Hayal, fotoğrafçının en iyi arkadaşı olmalıdır…
Eğer fotoğrafı hatıra olsun diye çekmiyorsak ya da bir başka deyimle insanlara
bir şeyler anlatmak için fotoğrafçılık yapıyorsak; makinenin çektiğinden öte
sonuçlara uzanmamız gerekmektedir.
İnsanlar üzerinde tesir yaratmak istiyorsak, onların beklentilerinin daha
ilerisine uzanmak zorundayız. Bir bakıma sınırları zorlamalıyız ve farklı
görüntüler oraya çıkarmalıyız.
Bunu nasıl yapacağız?
İşte fotoğrafçı için en zor cevaba sahip soru bu.

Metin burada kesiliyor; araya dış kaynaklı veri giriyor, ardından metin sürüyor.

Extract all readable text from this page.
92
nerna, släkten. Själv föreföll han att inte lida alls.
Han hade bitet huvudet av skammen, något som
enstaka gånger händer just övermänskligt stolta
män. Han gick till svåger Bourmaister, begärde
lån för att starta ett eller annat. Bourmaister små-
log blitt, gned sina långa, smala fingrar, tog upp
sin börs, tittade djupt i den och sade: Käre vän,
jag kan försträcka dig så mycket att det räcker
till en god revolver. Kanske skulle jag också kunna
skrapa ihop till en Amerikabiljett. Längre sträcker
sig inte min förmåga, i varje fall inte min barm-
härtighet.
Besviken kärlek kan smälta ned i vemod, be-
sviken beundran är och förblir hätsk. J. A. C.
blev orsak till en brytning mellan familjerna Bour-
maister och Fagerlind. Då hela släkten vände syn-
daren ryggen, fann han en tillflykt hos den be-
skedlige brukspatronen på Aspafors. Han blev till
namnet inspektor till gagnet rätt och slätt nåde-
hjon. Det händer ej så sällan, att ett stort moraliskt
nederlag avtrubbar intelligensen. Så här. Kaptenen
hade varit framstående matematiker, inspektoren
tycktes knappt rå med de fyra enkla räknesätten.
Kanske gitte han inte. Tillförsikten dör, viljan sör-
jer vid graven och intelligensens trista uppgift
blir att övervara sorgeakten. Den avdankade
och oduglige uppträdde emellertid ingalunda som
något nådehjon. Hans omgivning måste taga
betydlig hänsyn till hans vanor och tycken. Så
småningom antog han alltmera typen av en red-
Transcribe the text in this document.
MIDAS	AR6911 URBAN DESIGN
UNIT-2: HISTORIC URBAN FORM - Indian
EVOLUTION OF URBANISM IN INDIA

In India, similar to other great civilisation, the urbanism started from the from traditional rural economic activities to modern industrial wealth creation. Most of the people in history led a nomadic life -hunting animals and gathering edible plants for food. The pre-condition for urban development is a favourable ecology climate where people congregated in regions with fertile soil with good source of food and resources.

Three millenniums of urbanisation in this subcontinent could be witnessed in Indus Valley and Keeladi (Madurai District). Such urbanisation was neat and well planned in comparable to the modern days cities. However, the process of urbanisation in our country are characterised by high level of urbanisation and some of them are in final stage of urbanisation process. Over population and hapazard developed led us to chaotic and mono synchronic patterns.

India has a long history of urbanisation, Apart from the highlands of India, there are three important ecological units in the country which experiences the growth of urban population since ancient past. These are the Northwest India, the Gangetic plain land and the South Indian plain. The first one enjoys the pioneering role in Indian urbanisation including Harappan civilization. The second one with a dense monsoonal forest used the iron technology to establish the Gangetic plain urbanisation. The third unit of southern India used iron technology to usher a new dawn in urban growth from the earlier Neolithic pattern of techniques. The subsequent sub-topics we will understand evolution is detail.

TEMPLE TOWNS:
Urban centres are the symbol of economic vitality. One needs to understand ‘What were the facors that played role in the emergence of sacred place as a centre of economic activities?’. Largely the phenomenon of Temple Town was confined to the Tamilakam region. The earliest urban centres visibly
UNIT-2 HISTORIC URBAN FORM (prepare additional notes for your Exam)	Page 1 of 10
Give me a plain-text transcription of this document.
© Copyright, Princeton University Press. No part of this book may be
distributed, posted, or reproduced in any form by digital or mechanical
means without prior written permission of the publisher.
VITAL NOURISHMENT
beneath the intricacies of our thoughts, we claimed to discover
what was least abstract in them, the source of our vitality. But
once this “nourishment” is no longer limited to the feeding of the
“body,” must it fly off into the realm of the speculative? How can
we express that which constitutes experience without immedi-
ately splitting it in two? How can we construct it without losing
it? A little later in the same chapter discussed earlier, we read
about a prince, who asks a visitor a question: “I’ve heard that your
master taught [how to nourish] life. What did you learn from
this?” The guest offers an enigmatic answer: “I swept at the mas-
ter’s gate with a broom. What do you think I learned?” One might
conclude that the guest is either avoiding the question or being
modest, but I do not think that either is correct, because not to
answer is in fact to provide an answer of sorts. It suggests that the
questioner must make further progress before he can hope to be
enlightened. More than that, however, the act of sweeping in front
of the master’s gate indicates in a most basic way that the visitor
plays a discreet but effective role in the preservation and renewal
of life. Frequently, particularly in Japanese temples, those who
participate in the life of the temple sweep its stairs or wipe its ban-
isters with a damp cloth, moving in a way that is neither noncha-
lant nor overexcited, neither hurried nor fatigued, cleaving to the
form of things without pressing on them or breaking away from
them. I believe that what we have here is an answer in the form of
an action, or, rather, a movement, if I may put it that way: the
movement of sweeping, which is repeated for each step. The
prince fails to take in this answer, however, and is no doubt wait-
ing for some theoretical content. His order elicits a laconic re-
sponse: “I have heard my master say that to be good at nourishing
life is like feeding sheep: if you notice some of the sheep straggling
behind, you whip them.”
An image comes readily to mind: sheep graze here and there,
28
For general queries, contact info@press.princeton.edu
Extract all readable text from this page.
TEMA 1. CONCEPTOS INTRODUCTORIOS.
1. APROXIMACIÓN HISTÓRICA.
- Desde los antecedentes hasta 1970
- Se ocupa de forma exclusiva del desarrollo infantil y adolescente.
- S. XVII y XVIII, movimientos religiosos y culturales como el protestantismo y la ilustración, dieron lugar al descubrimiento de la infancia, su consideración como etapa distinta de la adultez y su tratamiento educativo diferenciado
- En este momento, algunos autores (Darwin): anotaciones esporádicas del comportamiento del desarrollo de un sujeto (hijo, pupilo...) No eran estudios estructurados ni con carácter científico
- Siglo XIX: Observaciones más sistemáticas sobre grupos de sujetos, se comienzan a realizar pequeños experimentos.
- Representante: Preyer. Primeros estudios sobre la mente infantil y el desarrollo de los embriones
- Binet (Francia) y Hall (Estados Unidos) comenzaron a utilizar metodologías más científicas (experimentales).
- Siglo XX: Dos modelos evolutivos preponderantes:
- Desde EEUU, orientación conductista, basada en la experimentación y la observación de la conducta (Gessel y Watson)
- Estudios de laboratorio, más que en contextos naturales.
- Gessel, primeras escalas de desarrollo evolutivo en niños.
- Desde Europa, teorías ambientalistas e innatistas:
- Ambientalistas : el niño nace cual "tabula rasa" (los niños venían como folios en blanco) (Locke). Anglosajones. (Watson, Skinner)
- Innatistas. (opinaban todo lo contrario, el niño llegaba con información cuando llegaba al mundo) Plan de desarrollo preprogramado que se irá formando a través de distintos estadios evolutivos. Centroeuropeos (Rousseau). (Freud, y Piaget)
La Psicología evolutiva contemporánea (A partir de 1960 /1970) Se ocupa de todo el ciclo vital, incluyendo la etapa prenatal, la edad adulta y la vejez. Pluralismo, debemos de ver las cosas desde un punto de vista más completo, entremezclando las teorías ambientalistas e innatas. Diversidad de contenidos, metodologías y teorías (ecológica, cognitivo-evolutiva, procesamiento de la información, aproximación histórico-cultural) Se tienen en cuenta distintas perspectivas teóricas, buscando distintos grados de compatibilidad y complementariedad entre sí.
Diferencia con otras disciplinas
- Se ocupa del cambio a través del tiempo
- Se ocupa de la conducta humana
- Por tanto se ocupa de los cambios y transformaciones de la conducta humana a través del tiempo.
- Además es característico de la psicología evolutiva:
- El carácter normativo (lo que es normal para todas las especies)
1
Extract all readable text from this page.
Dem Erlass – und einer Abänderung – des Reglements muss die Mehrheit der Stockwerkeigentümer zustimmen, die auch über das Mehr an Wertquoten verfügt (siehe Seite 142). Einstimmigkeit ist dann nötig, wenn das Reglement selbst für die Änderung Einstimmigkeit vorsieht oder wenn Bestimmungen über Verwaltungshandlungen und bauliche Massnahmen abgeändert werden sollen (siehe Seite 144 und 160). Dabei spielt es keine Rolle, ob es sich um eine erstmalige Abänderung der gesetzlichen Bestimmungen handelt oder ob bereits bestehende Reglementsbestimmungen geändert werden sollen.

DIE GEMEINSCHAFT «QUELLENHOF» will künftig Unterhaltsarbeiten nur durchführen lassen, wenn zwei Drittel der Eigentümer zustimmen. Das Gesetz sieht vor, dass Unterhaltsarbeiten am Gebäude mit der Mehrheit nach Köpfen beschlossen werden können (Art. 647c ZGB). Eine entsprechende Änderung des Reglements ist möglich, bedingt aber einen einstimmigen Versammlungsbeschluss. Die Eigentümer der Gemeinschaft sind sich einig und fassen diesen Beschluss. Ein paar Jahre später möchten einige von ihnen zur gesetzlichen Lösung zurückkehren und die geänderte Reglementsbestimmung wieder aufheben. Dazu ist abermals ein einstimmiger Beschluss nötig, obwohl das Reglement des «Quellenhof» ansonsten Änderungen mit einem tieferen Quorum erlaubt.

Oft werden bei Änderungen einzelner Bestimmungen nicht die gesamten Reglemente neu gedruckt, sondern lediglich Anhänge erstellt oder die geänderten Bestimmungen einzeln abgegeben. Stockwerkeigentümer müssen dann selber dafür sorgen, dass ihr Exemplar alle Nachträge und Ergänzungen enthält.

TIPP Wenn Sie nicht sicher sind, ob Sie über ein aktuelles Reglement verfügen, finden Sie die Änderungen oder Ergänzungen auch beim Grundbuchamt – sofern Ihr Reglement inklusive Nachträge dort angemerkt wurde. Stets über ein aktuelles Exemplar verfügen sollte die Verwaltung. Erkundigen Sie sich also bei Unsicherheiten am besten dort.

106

Günümüzde sayısal çağın geldiği noktada en kolay elde edilen şeylerden birisi
fotoğraf ve en kolay ulaşılan şey de yine fotoğraf.
Bu durum kesinlikle enflasyona ve buna bağlı olarak değer kaybına yol açıyor.
Çoklar arasından sıyrılarak kendini göstermek işin en zor tarafı. Fotoğrafta
doku içinde yer alan ilgi merkezi oluşturmak gibi bir şey.
Burada bilinç en önemli rolü oynayan etken olarak ortaya çıkmaktadır.
Fotoğrafçı için öncelikle farklı, unutulmayacak ve çoğunluk tarafından
beğenilecek bir görüntü ortaya koymak zorunluluğu vardır.
Bu vasıflara sahip fotoğraf ise kendiliğinden önümüze çıkmaz.
Biz yaratmak ve yapmak zorundayız.
İşte sanat burada başlar.
Önce hayal etmek zorunluluğu vardır.
Hayal edebilmek için ise hayal gücünün kuvvetli olması, düşünenin özgür,
kültürlü ve sanatsal düş kurabilme, imge yaratabilme yeteneğinin olması gerekir.
Hayal edilen görüntünün ise yapılabilir olması ve sonuçta kabul görmesi gerekir.